We're a 20 ppl company in supply chain management and I'm leading the IT department with 2 ppl (+ outsourced development company).
For new features, in my ideal, imaginative world, the users would test real cases on the test system. After they've verified that everything is developed according to their needs, the developers could deploy the feature to the live system.
In reality,
- people are super busy and don't want/have time to spend on a test system.
- People are reluctant to changes and improvement and adoption is growing only slowly/gradually.
- Use cases, that the IT hasn't thought of, will be discovered after the deployment to the live systems and need to be fixed on urgent/priority bases.
(side note: We're a small company, the team doesn't understand much IT and many are rather junior, so the CEO requires the CTO to understand the business processes and come up with solutions. We've tried involving the team in planning and idea generation but the outcome was rather poor.
side note 2: We're currently shifting from a waterfall pm to some methods of agile/scrum, but it's not a clean switch, rather a process and partial improvements.)

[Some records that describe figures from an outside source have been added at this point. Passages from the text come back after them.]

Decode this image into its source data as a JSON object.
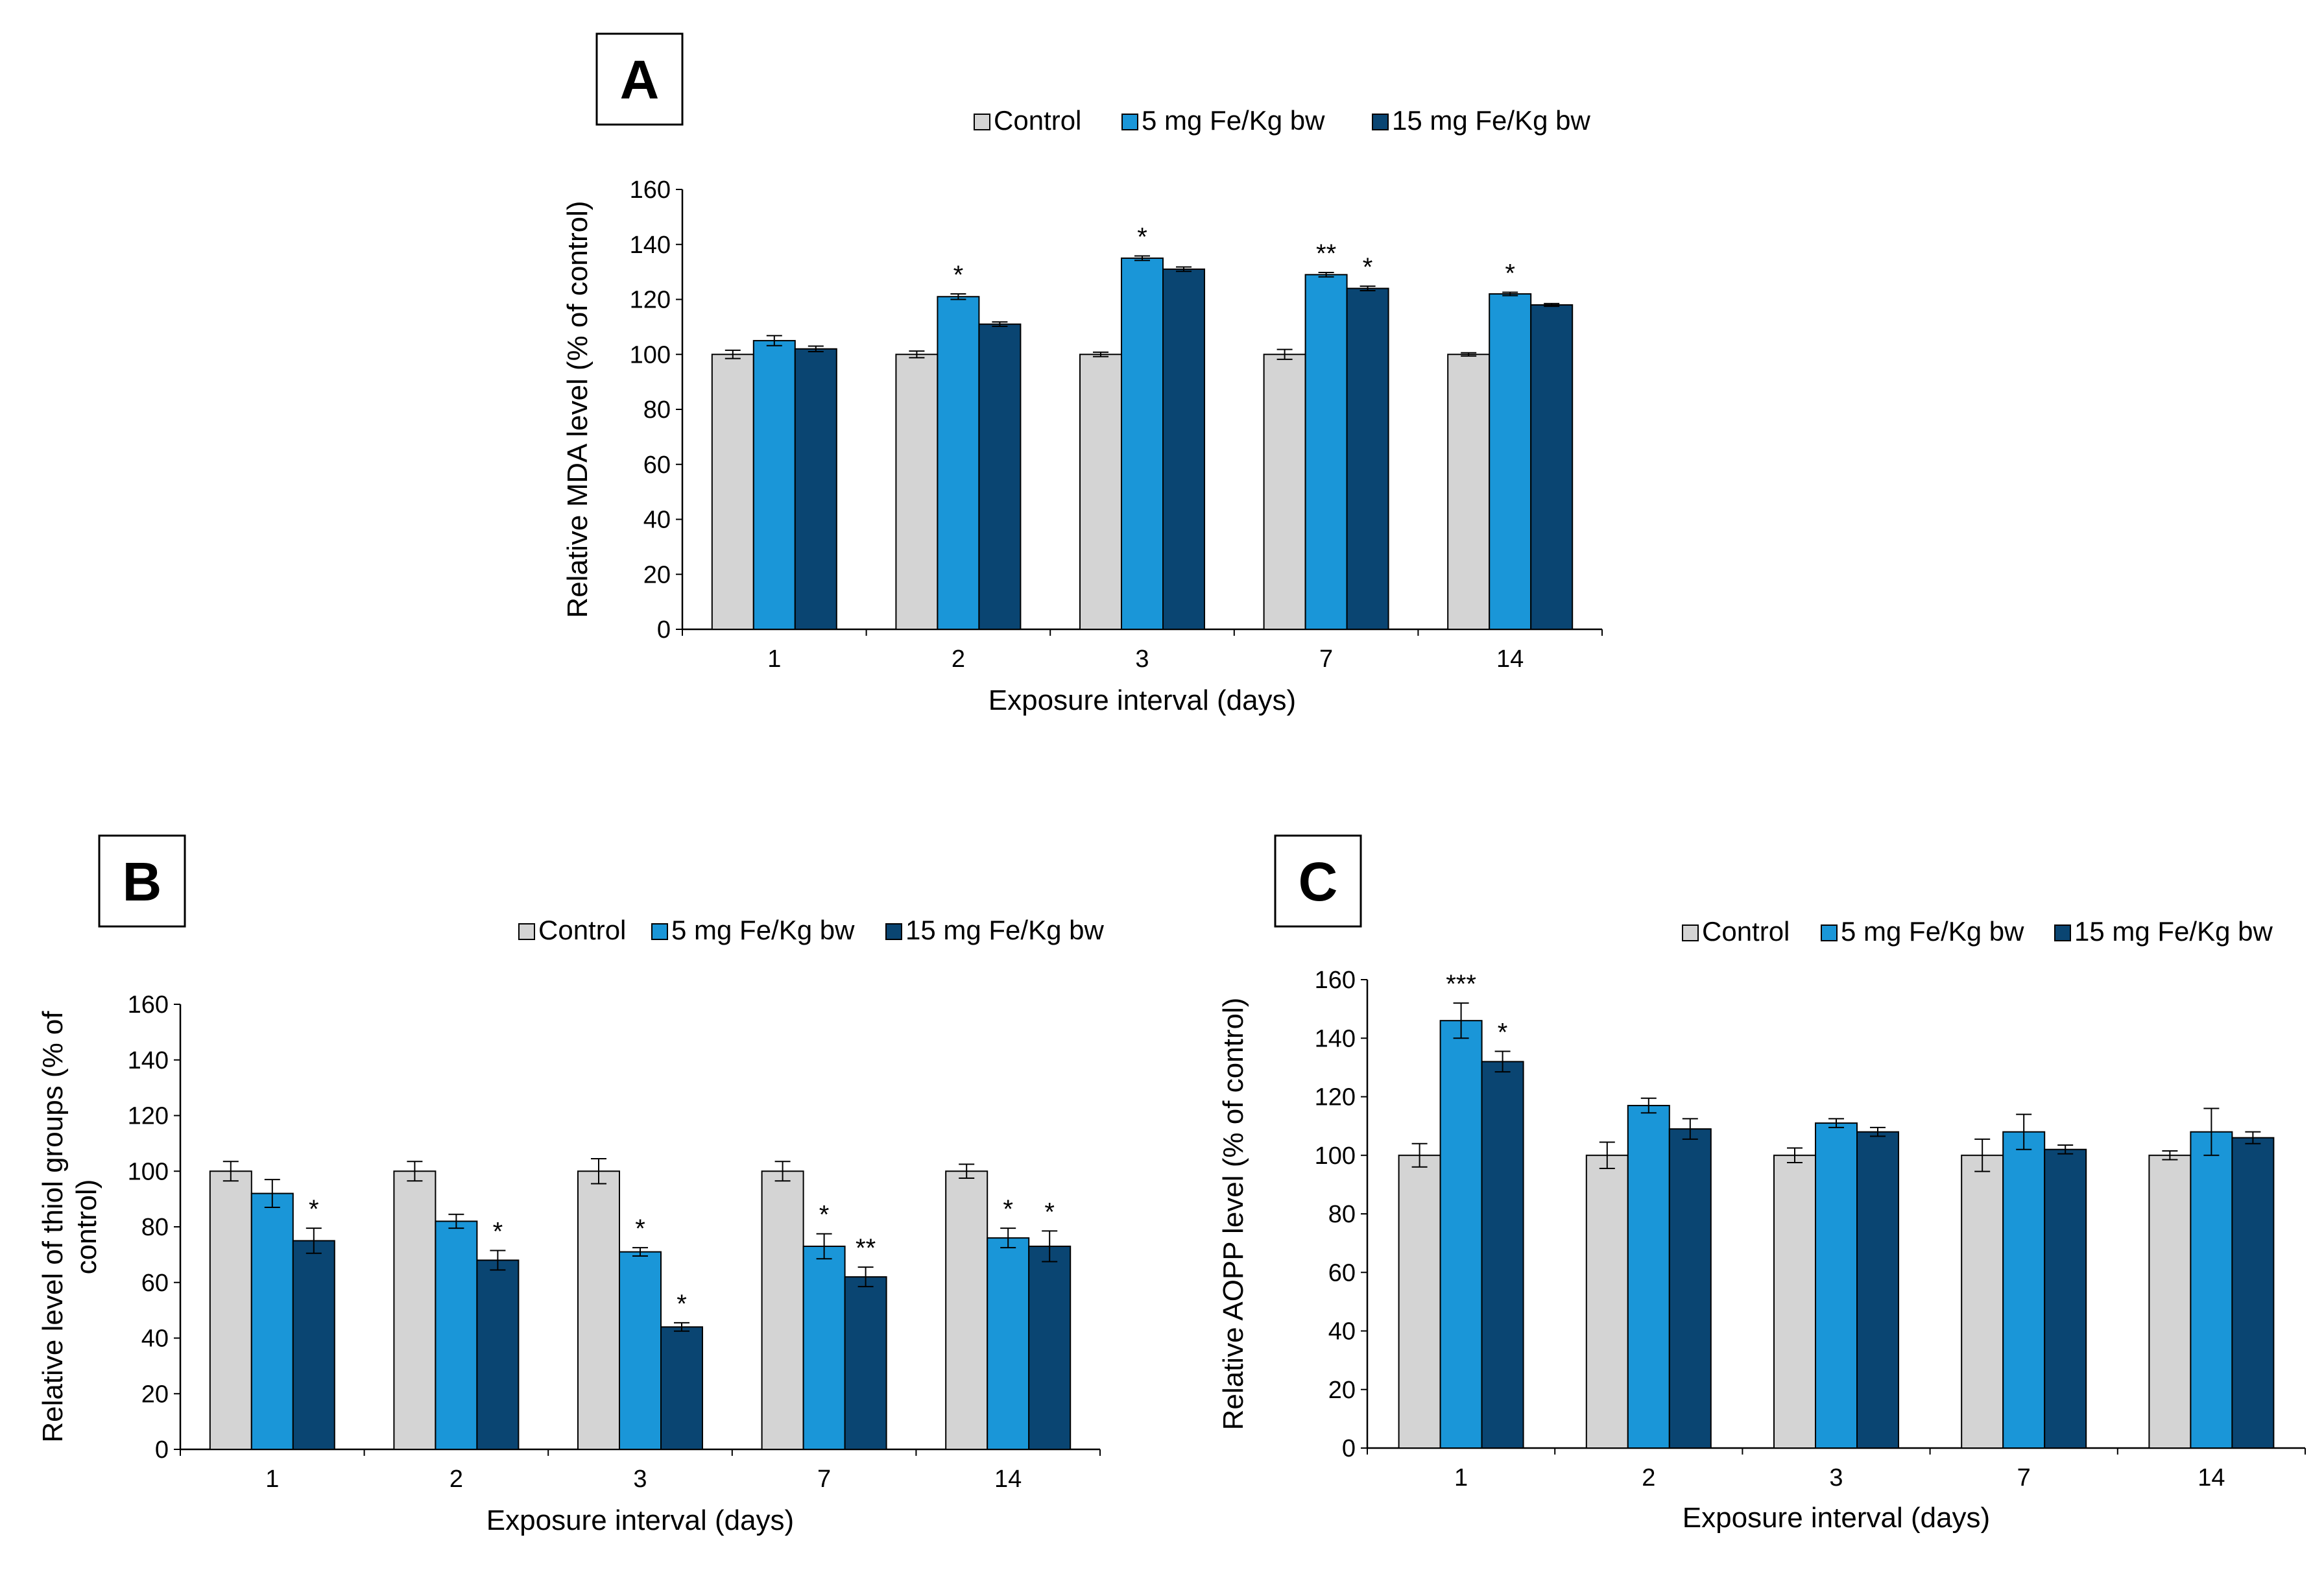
{
  "colors": {
    "control": "#d4d4d4",
    "low_dose": "#1a96d8",
    "high_dose": "#0a4572",
    "bar_outline": "#000000",
    "axis": "#000000"
  },
  "chart_data": [
    {
      "type": "bar",
      "panel": "A",
      "categories": [
        "1",
        "2",
        "3",
        "7",
        "14"
      ],
      "xlabel": "Exposure interval (days)",
      "ylabel": "Relative MDA level (% of control)",
      "ylim": [
        0,
        160
      ],
      "yticks": [
        "0",
        "20",
        "40",
        "60",
        "80",
        "100",
        "120",
        "140",
        "160"
      ],
      "legend_position": "top",
      "series": [
        {
          "name": "Control",
          "values": [
            100,
            100,
            100,
            100,
            100
          ],
          "errors": [
            1.5,
            1.2,
            0.8,
            1.8,
            0.6
          ],
          "labels": [
            "",
            "",
            "",
            "",
            ""
          ]
        },
        {
          "name": "5 mg Fe/Kg bw",
          "values": [
            105,
            121,
            135,
            129,
            122
          ],
          "errors": [
            1.8,
            1.0,
            0.8,
            0.8,
            0.6
          ],
          "labels": [
            "",
            "*",
            "*",
            "**",
            "*"
          ]
        },
        {
          "name": "15 mg Fe/Kg bw",
          "values": [
            102,
            111,
            131,
            124,
            118
          ],
          "errors": [
            1.0,
            0.8,
            0.8,
            0.8,
            0.5
          ],
          "labels": [
            "",
            "",
            "",
            "*",
            ""
          ]
        }
      ]
    },
    {
      "type": "bar",
      "panel": "B",
      "categories": [
        "1",
        "2",
        "3",
        "7",
        "14"
      ],
      "xlabel": "Exposure interval (days)",
      "ylabel": "Relative level of thiol groups (% of control)",
      "ylabel_lines": [
        "Relative level of thiol groups (% of",
        "control)"
      ],
      "ylim": [
        0,
        160
      ],
      "yticks": [
        "0",
        "20",
        "40",
        "60",
        "80",
        "100",
        "120",
        "140",
        "160"
      ],
      "legend_position": "top",
      "series": [
        {
          "name": "Control",
          "values": [
            100,
            100,
            100,
            100,
            100
          ],
          "errors": [
            3.5,
            3.5,
            4.5,
            3.5,
            2.5
          ],
          "labels": [
            "",
            "",
            "",
            "",
            ""
          ]
        },
        {
          "name": "5 mg Fe/Kg bw",
          "values": [
            92,
            82,
            71,
            73,
            76
          ],
          "errors": [
            5.0,
            2.5,
            1.5,
            4.5,
            3.5
          ],
          "labels": [
            "",
            "",
            "*",
            "*",
            "*"
          ]
        },
        {
          "name": "15 mg Fe/Kg bw",
          "values": [
            75,
            68,
            44,
            62,
            73
          ],
          "errors": [
            4.5,
            3.5,
            1.5,
            3.5,
            5.5
          ],
          "labels": [
            "*",
            "*",
            "*",
            "**",
            "*"
          ]
        }
      ]
    },
    {
      "type": "bar",
      "panel": "C",
      "categories": [
        "1",
        "2",
        "3",
        "7",
        "14"
      ],
      "xlabel": "Exposure interval (days)",
      "ylabel": "Relative AOPP level (% of control)",
      "ylim": [
        0,
        160
      ],
      "yticks": [
        "0",
        "20",
        "40",
        "60",
        "80",
        "100",
        "120",
        "140",
        "160"
      ],
      "legend_position": "top",
      "series": [
        {
          "name": "Control",
          "values": [
            100,
            100,
            100,
            100,
            100
          ],
          "errors": [
            4.0,
            4.5,
            2.5,
            5.5,
            1.5
          ],
          "labels": [
            "",
            "",
            "",
            "",
            ""
          ]
        },
        {
          "name": "5 mg Fe/Kg bw",
          "values": [
            146,
            117,
            111,
            108,
            108
          ],
          "errors": [
            6.0,
            2.5,
            1.5,
            6.0,
            8.0
          ],
          "labels": [
            "***",
            "",
            "",
            "",
            ""
          ]
        },
        {
          "name": "15 mg Fe/Kg bw",
          "values": [
            132,
            109,
            108,
            102,
            106
          ],
          "errors": [
            3.5,
            3.5,
            1.5,
            1.5,
            2.0
          ],
          "labels": [
            "*",
            "",
            "",
            "",
            ""
          ]
        }
      ]
    }
  ]
}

For new features (before deploying to live) I've done:
- Recorded screen videos, explaining/demoing the new feature
- Created user accounts in the test system for the key team members
- Shared requirements and documentation during the planning phase with key team members
- Created screen designs and wireframes to the team
but we keep on running into the issues mentioned about. Busy people, no contribution during the planning phase and fixes as well as change requests after deployment to live.
What can I do, to catch more use cases in the project planning phase? What can I do, to get people more involved early on in the development?